Oct 19, 2008 14:30
When I've said nothing for a long while, I like to say nothing for even longer in the hopes that my silence - oh, that sounds more meaningful than true - suggests busyness or mystery or, at the very least, an implied decision to abandon LJ.
The fact of the matter is, my head is empty.
I can tell you that the leaves are half yellow, half green - oh, there's a little spot of red (I wish there was more red). My husband is snoring softly, and the fridge is humming, and the keys of my keyboard sound so nice and clicky. I'm dreading Monday morning, which is a horrible thing to admit because I love my job (maybe, yes, I should, I don't, not really; I like it, about half the times, but that sounds like failure, doesn't it?).
Routine.
My cat is meowing. She wants ... something. I understand, Lulu. You think you want some comfort, and then you get picked up and petted and damn it, just leave me alone, I just want to be left alone! Maybe I'll go eat something.
There are apples (we went apple picking yesterday with a little girl who sang "Way up high, in the tree, two red apples smiled at me, so I shook that tree as hard as I could, down came the apples, yum they're good" - an anti-smiling song if I've ever heard one), but no, apples are loud and crunchy and my husband is sleeping nearby. Cookie dough, however, is much softer. Such a considerate food, cookie dough.

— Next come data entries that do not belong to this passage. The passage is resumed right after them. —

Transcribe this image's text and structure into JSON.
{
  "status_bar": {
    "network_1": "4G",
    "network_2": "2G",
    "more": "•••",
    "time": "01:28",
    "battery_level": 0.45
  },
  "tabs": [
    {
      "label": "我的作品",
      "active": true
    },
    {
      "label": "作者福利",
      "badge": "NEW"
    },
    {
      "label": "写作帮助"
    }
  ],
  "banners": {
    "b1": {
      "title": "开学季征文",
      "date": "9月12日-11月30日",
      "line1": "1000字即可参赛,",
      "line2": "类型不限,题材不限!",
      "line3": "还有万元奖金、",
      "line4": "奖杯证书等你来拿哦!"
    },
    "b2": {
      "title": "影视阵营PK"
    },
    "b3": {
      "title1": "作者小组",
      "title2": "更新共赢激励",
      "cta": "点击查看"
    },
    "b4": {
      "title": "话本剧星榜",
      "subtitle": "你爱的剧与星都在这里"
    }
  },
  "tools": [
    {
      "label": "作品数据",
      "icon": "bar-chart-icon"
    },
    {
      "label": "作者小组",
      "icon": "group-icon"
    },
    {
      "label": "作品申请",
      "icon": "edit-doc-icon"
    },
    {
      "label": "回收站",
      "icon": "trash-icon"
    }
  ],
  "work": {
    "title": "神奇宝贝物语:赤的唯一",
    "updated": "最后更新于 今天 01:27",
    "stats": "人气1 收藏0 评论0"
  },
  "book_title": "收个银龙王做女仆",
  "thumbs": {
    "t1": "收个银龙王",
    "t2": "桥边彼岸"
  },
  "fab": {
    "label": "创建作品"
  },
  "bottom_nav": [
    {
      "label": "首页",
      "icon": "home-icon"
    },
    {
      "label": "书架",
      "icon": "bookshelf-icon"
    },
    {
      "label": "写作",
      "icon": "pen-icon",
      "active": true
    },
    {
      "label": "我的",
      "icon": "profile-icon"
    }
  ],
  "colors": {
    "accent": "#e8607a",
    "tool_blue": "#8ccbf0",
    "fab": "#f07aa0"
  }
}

But no, I think not; there's that slight pinch of the jeans (recently washed, so naturally a little tighter than they should be), and besides, it takes so much effort to get out of this really uncomfortable wood spindle kitchen chair and walk the two feet to the fridge.
So instead, I'll just keep rambling here in the hopes that this laptop computer will help me ignore all the things I want to ignore. Empty head. It's not very good for the soul, but it's easier than doing what needs to be done.